记一次goroutine泄漏问题查找原因与解决
问题描述: 有个需求要实现根据url参数在反向代理负载均衡处分发到不同的k8s service,反向代理负载均衡用的是caddy,于是将caddy源码拉下来,在原来proxy插件的基础上修改成以下idproxy插件,实现根据id参数分发到id-xxx.namespace的k8s服务
func init() {
httpserver.RegisterDevDirective("idproxy", "proxy")
caddy.RegisterPlugin("idproxy", caddy.Plugin{
ServerType: "http",
Action: setup,
})
}
type Upstream struct {
proxy.Upstream
}
func (u Upstream) Select(r *http.Request) *proxy.UpstreamHost {
uh := u.Upstream.Select(r)
if uh == nil {
return nil
}
if len(idproxyQueryUrl) > 0 && len(idproxyPaths) > 0 {
for _, path := range idproxyPaths {
if strings.HasPrefix(r.URL.Path, path) {
id, _ := strconv.ParseInt(r.URL.Query().Get("id"), 10, 64)
baseURL, _ := url.Parse(uh.Name)
baseURL.Host = fmt.Sprintf("id-%d.%s", id, idproxyNamespace)

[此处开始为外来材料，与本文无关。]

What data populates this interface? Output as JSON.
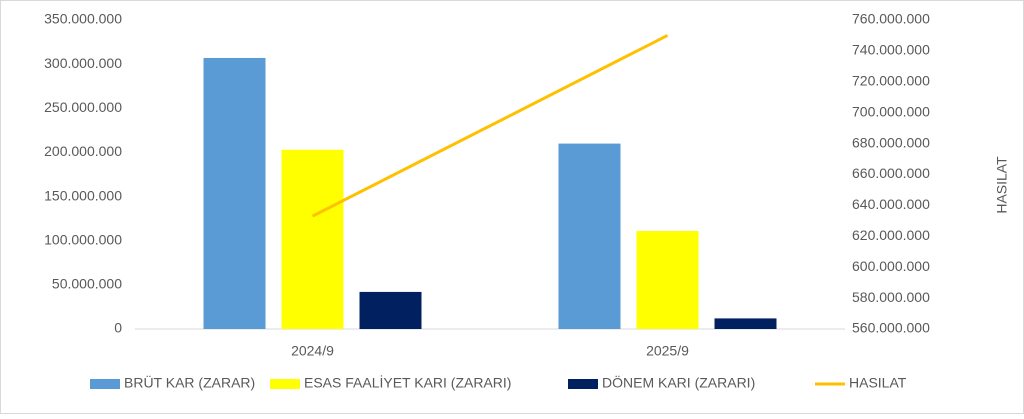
{
  "chart_data": {
    "type": "bar",
    "categories": [
      "2024/9",
      "2025/9"
    ],
    "series": [
      {
        "name": "BRÜT KAR (ZARAR)",
        "color": "#5b9bd5",
        "values": [
          307000000,
          210000000
        ]
      },
      {
        "name": "ESAS FAALİYET KARI (ZARARI)",
        "color": "#ffff00",
        "values": [
          203000000,
          111000000
        ]
      },
      {
        "name": "DÖNEM KARI (ZARARI)",
        "color": "#002060",
        "values": [
          42000000,
          12000000
        ]
      },
      {
        "name": "HASILAT",
        "color": "#ffc000",
        "type": "line",
        "axis": "y2",
        "values": [
          633000000,
          750000000
        ]
      }
    ],
    "ylim": [
      0,
      350000000
    ],
    "yticks": [
      0,
      {
        "value": 50000000,
        "label": "50.000.000"
      },
      {
        "value": 100000000,
        "label": "100.000.000"
      },
      {
        "value": 150000000,
        "label": "150.000.000"
      },
      {
        "value": 200000000,
        "label": "200.000.000"
      },
      {
        "value": 250000000,
        "label": "250.000.000"
      },
      {
        "value": 300000000,
        "label": "300.000.000"
      },
      {
        "value": 350000000,
        "label": "350.000.000"
      }
    ],
    "y2lim": [
      560000000,
      760000000
    ],
    "y2ticks": [
      {
        "value": 560000000,
        "label": "560.000.000"
      },
      {
        "value": 580000000,
        "label": "580.000.000"
      },
      {
        "value": 600000000,
        "label": "600.000.000"
      },
      {
        "value": 620000000,
        "label": "620.000.000"
      },
      {
        "value": 640000000,
        "label": "640.000.000"
      },
      {
        "value": 660000000,
        "label": "660.000.000"
      },
      {
        "value": 680000000,
        "label": "680.000.000"
      },
      {
        "value": 700000000,
        "label": "700.000.000"
      },
      {
        "value": 720000000,
        "label": "720.000.000"
      },
      {
        "value": 740000000,
        "label": "740.000.000"
      },
      {
        "value": 760000000,
        "label": "760.000.000"
      }
    ],
    "y2label": "HASILAT",
    "grid": false,
    "legend": "bottom"
  }
}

return &proxy.UpstreamHost{
Name: baseURL.String(),
FailTimeout: uh.FailTimeout,
UpstreamHeaders: uh.UpstreamHeaders,
DownstreamHeaders: uh.DownstreamHeaders,
WithoutPathPrefix: uh.WithoutPathPrefix,
MaxConns: uh.MaxConns,
UpstreamHeaderReplacements: uh.UpstreamHeaderReplacements,
DownstreamHeaderReplacements: uh.DownstreamHeaderReplacements,
}
}
return uh
}
}
return uh
}
// setup configures a new Proxy middleware instance.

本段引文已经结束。